Questions from Theists: Who Are You to Judge God?

It’s not uncommon for theists to be taken aback when I criticize the alleged words, actions, and plans of their purported gods (such as here). Which often leads them to ask me….

Question(s):

Who are you to judge God and his actions?

Who are you to criticize God?

Who are you to question the wisdom of God?

etc.

Answer:

I’m someone who strives to live compassionately and rationally, in an effort to be good to others and myself. Such striving requires critically examining claims about truth, knowledge, morality, and purpose — such as the claims people make to me about gods, scriptures, and religions. We’re bombarded with many different claims of these types, and the only way to sort the worthier ones from the lesser ones is to be critical about them.

To be clear, when I render such criticism, I don’t think I’m actually criticizing God.

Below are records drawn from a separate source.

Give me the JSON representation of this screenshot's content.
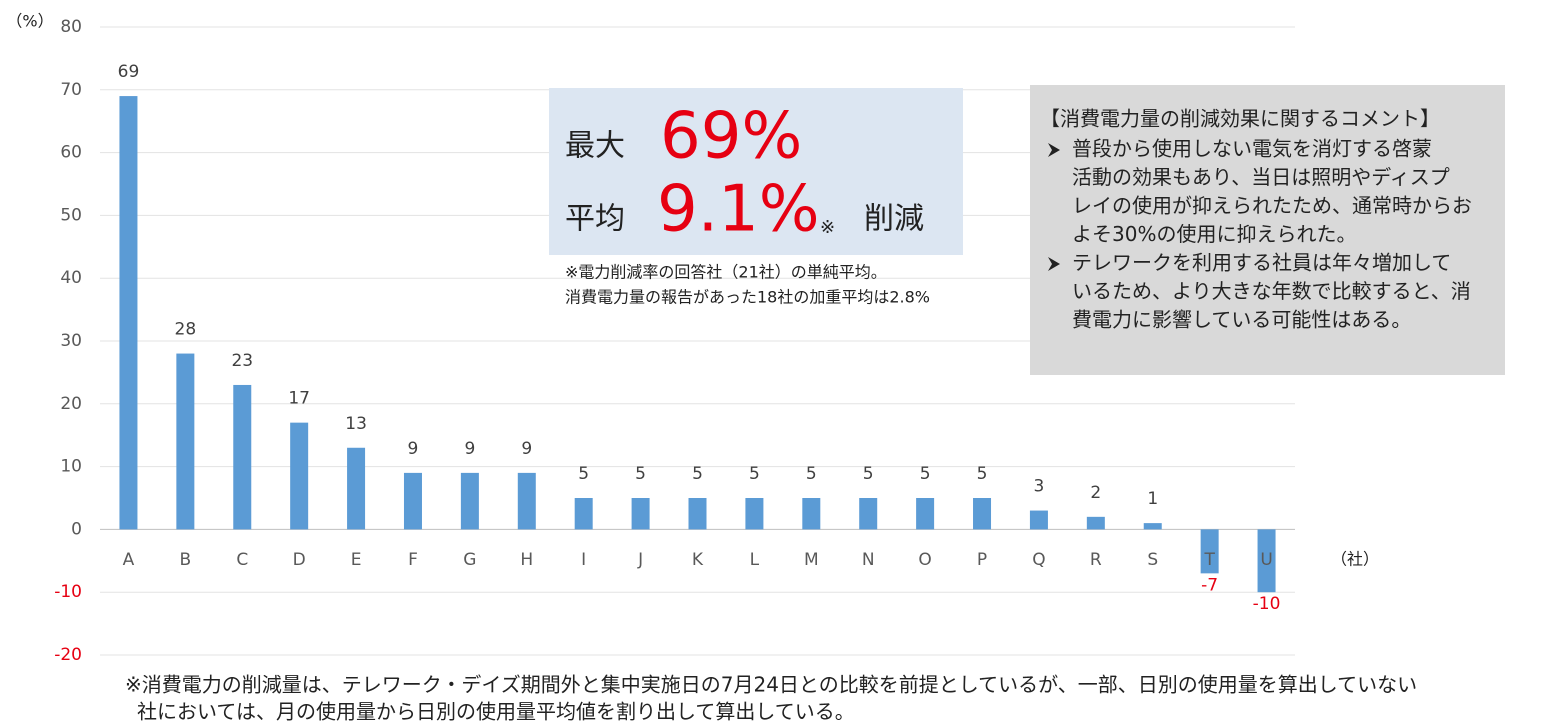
{
  "chart_data": {
    "type": "bar",
    "y_unit": "（%）",
    "x_unit": "（社）",
    "categories": [
      "A",
      "B",
      "C",
      "D",
      "E",
      "F",
      "G",
      "H",
      "I",
      "J",
      "K",
      "L",
      "M",
      "N",
      "O",
      "P",
      "Q",
      "R",
      "S",
      "T",
      "U"
    ],
    "values": [
      69,
      28,
      23,
      17,
      13,
      9,
      9,
      9,
      5,
      5,
      5,
      5,
      5,
      5,
      5,
      5,
      3,
      2,
      1,
      -7,
      -10
    ],
    "color": "#5b9bd5",
    "negative_label_color": "#e60012",
    "ylim": [
      -20,
      80
    ],
    "yticks": [
      -20,
      -10,
      0,
      10,
      20,
      30,
      40,
      50,
      60,
      70,
      80
    ],
    "grid": true,
    "highlight": {
      "max_label": "最大",
      "max_value": "69%",
      "avg_label": "平均",
      "avg_value": "9.1%",
      "avg_mark": "※",
      "suffix": "削減",
      "notes": [
        "※電力削減率の回答社（21社）の単純平均。",
        "消費電力量の報告があった18社の加重平均は2.8%"
      ]
    },
    "comment": {
      "title": "【消費電力量の削減効果に関するコメント】",
      "bullets": [
        [
          "普段から使用しない電気を消灯する啓蒙",
          "活動の効果もあり、当日は照明やディスプ",
          "レイの使用が抑えられたため、通常時からお",
          "よそ30%の使用に抑えられた。"
        ],
        [
          "テレワークを利用する社員は年々増加して",
          "いるため、より大きな年数で比較すると、消",
          "費電力に影響している可能性はある。"
        ]
      ]
    },
    "footnote": [
      "※消費電力の削減量は、テレワーク・デイズ期間外と集中実施日の7月24日との比較を前提としているが、一部、日別の使用量を算出していない",
      "社においては、月の使用量から日別の使用量平均値を割り出して算出している。"
    ]
  }
}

I think I’m merely criticizing people’s claims about God. That said, I would criticize God, if He existed, and if (in my best estimation) his words and actions warranted criticism.

Any god worthy of my respect would appreciate the necessity of putting claims to the test and seeing how they hold up, to separate real ones from false ones, and would not have a problem with people honestly striving for truth the best they can.

If a god is indeed all-knowing and wise, loving and benevolent, and perfect in its plans and actions, then it should be able to come through such scrutiny without any problems. If my examinations of a god you make claims about do turn up issues of injustice, malevolent acts, and erroneous declarations, then the problem isn’t that I criticized your god, the problem is either with your dubious god or with you for worshipping it.

You might say that I cannot assess your god because your god is incomprehensible, and works in mysterious ways. However, if that is true, then you can’t assess your god either, and thus have no grounds for any claims that your god is wise, good, or whatever else. In any case, our limited mental faculties are what we have to help us navigate through the world, and we’re better off using them the best we can, rather than neglecting them because they’re not perfect.

I may not be immune to making errors when applying my critical faculties, but at least the critical process is more reliable than simply taking every claim and assertion that comes my way on faith. So, I’ll dare to judge claims about gods and their actions, while keeping my determinations, themselves, open to criticism and revision. If your god actually exists and actually is good and wise, it’ll understand.